L’autre véhicule n’est pas atteint, mais c’est la panique à bord; les trois enfants assis à l’arrière sont en larmes.

Le conducteur fait une ultime manoeuvre pour forcer le militaire à s’arrêter dans une sortie de l’autoroute en lui bloquant la route. 

Une fois arrêtés, le deuxième conducteur et sa conjointe sortent de leur voiture et courent rejoindre Legault.

Le militaire pointe alors le bout du canon de l'arme .410 dans la direction de l’autre conducteur en lui ordonnant de reculer. Le militaire va ensuite faire marche arrière et repart en trombes. L’autre conducteur sera gravement blessé à une jambe dans la manoeuvre.

Alexandre Legault racontera qu’à ce moment, il était en mode «escape & evasion».

Il roule jusqu’à un petit village et abandonne sa voiture. Il marche 15 kilomètres et se cache lorsqu’il croise des gens. Il se débarrasse de l’arme une fois rendu chez lui, à Québec. 

Lorsqu’il revient après être allé chercher sa voiture, Alexandre Legault est attendu par les policiers. Il sera mis en arrestation et accusé.

Au moment de l’épisode de rage au volant, Alexandre Legault avait déjà été suivi par des psychologues et des psychiatres. Son diagnostic de trouble du syndrome de choc post-traumatique du militaire sera posé en décembre 2015. Il souffre aussi de troubles bipolaires. Pas moins de huit médicaments différents lui ont été prescrits.

Au procès, deux psychiatres de la défense sont venus témoigner que selon leur évaluation, Alexandre Legault avait perdu le contact avec la réalité au moment de l’altercation avec l’autre automobiliste en raison de sa maladie mentale.

L’expert psychiatre de la Couronne estimait lui que l’accusé avait eu une réaction excessive, mais qu’il n’avait pas eu de psychose et pouvait donc être tenu criminellement responsable de ses gestes.

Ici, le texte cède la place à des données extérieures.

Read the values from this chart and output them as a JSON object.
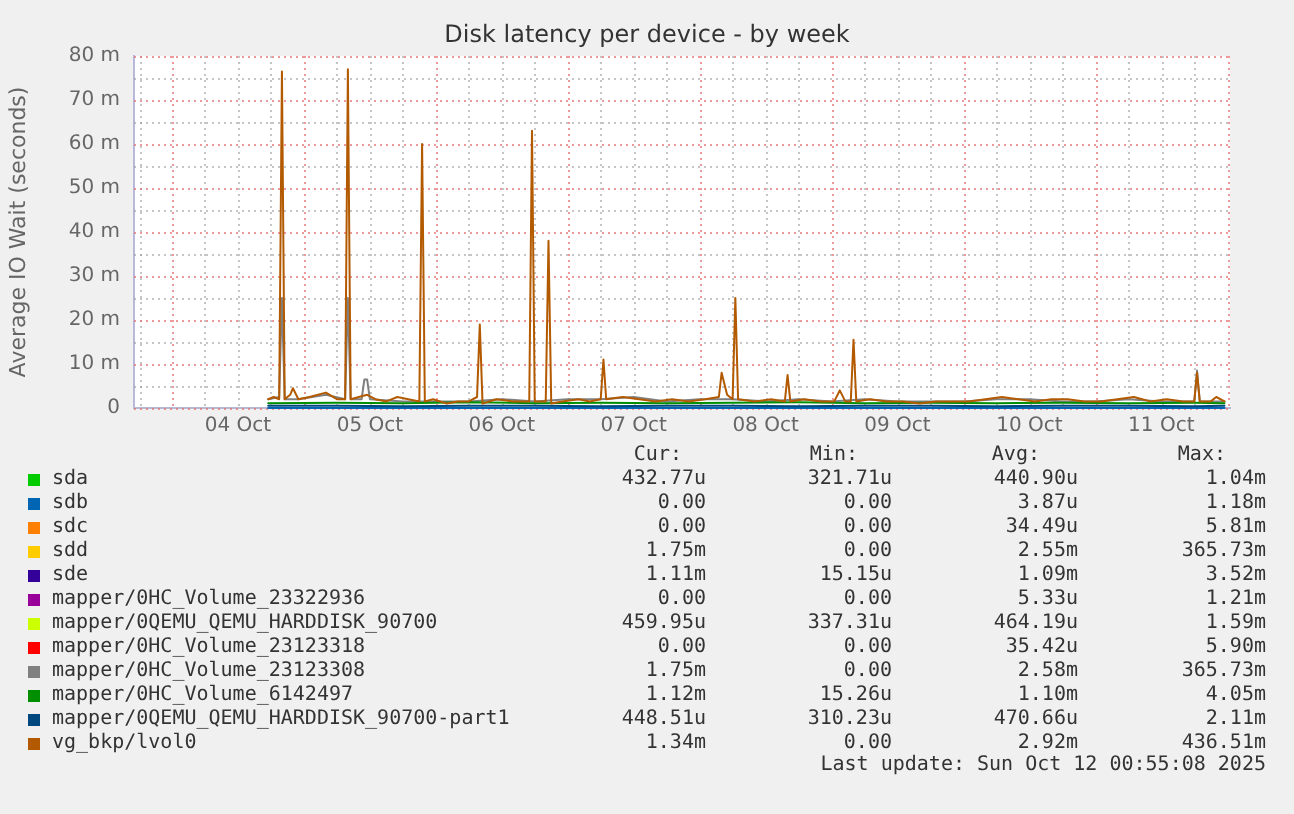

Au terme de son analyse, le juge Mario Tremblay de la Cour du Québec conclut que la défense a pu établir que l’accusé souffrait de troubles mentaux au moment de faire feu sur le véhicule des victimes et dans les minutes qui ont suivi. Il est donc déclaré criminellement non-responsable pour cause de troubles mentaux des infractions de voies de fait armées, délit de fuite et avoir déchargé intentionnellement une arme à feu.

Legault circulant avec une arme chargée en cas d’être attaqué, il est toutefois coupable de possession d’une arme dans un dessein dangereux. De même, au début des manoeuvres de dépassement sur l’autoroute, l’accusé était conscient de la nature de ses actes; il est déclaré coupable de conduite dangereuse.

Les représentations sur la peine auront lieu plus tard cet automne.